Just as haunting, in a quieter way, are three works by David Jones—like whispers echoing through a crowd. One is the frontispiece to In Parenthesis, his great poem about World War I, to which Eliot wrote the preface, with the half-naked soldier, the wire, the rat in the trench, and the men fleeing through the woods. Another is the delicate, tumbling shipboard watercolor of Trystan ac Essyllt (1962), catching the emotional charge of the song Eliot quotes, “Frisch weht der Wind.” The third, and most moving, is his graphic Nam Sybillam, made as a birthday present for Eliot in 1958. This incorporates “April is the cruelest month” beside Eliot’s epigraph from Petronius, where the Sibyl—doomed after asking Apollo that she may live as many years as there are grains in a handful of dust, but forgetting to demand eternal youth—is withered to nothing, hanging in a jar. When asked what she wants, she replies, “I want to die.”

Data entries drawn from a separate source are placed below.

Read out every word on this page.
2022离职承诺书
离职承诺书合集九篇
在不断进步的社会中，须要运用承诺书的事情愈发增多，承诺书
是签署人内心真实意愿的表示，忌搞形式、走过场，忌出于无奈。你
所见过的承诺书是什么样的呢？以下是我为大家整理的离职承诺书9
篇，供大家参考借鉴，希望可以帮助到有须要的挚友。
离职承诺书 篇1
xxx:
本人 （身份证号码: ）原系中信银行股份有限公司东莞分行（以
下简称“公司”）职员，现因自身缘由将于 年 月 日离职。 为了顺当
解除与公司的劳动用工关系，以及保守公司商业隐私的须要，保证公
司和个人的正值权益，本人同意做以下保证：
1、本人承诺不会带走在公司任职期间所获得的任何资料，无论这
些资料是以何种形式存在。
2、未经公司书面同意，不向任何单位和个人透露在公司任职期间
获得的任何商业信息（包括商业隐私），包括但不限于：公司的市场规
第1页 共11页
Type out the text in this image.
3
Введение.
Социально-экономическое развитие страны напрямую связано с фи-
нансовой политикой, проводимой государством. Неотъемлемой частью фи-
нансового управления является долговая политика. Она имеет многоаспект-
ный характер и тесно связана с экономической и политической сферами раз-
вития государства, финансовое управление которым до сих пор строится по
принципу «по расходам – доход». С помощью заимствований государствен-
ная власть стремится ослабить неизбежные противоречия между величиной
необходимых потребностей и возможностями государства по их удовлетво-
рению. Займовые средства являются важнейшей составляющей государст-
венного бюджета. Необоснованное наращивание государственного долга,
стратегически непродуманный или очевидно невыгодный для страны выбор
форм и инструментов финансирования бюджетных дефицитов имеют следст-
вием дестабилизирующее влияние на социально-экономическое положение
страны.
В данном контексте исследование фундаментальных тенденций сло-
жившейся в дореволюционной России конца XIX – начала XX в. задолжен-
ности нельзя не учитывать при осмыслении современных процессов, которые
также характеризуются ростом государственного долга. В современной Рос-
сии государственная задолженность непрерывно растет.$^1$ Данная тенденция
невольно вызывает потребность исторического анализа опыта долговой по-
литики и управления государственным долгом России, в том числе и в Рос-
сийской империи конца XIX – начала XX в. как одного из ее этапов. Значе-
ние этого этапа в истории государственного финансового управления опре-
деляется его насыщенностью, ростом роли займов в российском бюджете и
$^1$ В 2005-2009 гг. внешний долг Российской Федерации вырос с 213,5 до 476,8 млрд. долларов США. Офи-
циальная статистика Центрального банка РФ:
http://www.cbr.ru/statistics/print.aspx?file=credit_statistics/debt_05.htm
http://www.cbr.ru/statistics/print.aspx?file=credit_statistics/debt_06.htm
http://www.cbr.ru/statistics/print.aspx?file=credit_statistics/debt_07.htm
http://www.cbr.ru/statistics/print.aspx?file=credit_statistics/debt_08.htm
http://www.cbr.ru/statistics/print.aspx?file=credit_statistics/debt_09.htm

The Sibyl of Cumae also appears here in J.M.W. Turner’s The Golden Bough (1834), the painting that gave its titles to J.G. Frazer’s 1890 book on comparative religion, one of Eliot’s acknowledged sources for The Waste Land. And the handful of dust is here, too, in Man Ray’s strange, small photograph, Dust Breeding (1920). Taken the year before Eliot began the poem, it shows a year’s dust that had gathered on his friend Marcel Duchamp’s The Large Glass. The image is not exactly “full of fear,” but complex and allusive, redolent of death and time passing, and yet of the search for new forms of art in Duchamp’s buried lines.
A different search and retrospect is implied in Tacita Dean’s eerie film Sound Mirrors (1999), a study of the huge concrete dishes set up on the Kent coast during the World War I to catch the buzz of enemy aircraft. War throbs beneath Eliot’s poem. But intimate daily life is there, too, faithfully represented in this show. We hear jazz and music hall songs. We catch submerged lives. Edward Hopper’s Night Windows (1928) offers a voyeuristic glimpse of loneliness as the lighted windows reveal a room, a curtain blowing in the open window, a woman bending over in a pink shift. Shown here, it evokes Eliot’s typist in her bedsit:
Hardly aware of her departed lover;
Her brain allows one half-formed thought to pass:
‘Well now that’s done: and I’m glad it’s over’.
And off she goes, “smoothes her hair with automatic hand/And puts a record on the gramophone.” Another woman’s voice is that of Lil, in the pub conversation (reported to Eliot by their maid, Ellen Kellond), who was never the same since she took the pills “to bring it off.” The pain behind that tired remark blazes out here in Paula Rego’s agonizingly sympathetic trilogy of abortion sketches in Triptych (1998).
The mix of images is memorable and intriguing. I wish there had been more rigor, more steely ruthlessness, to cut out the jumble, as Eliot reduced the long wandering drafts to the glittering compression of the published poem. But “Journeys with ‘The Waste Land'” has some enthralling works. I’m glad to have shared that journey—and to have returned to the poem once again.
“Journeys with ‘The Waste Land'” is at the Turner Contemporary, Margate, through May 7.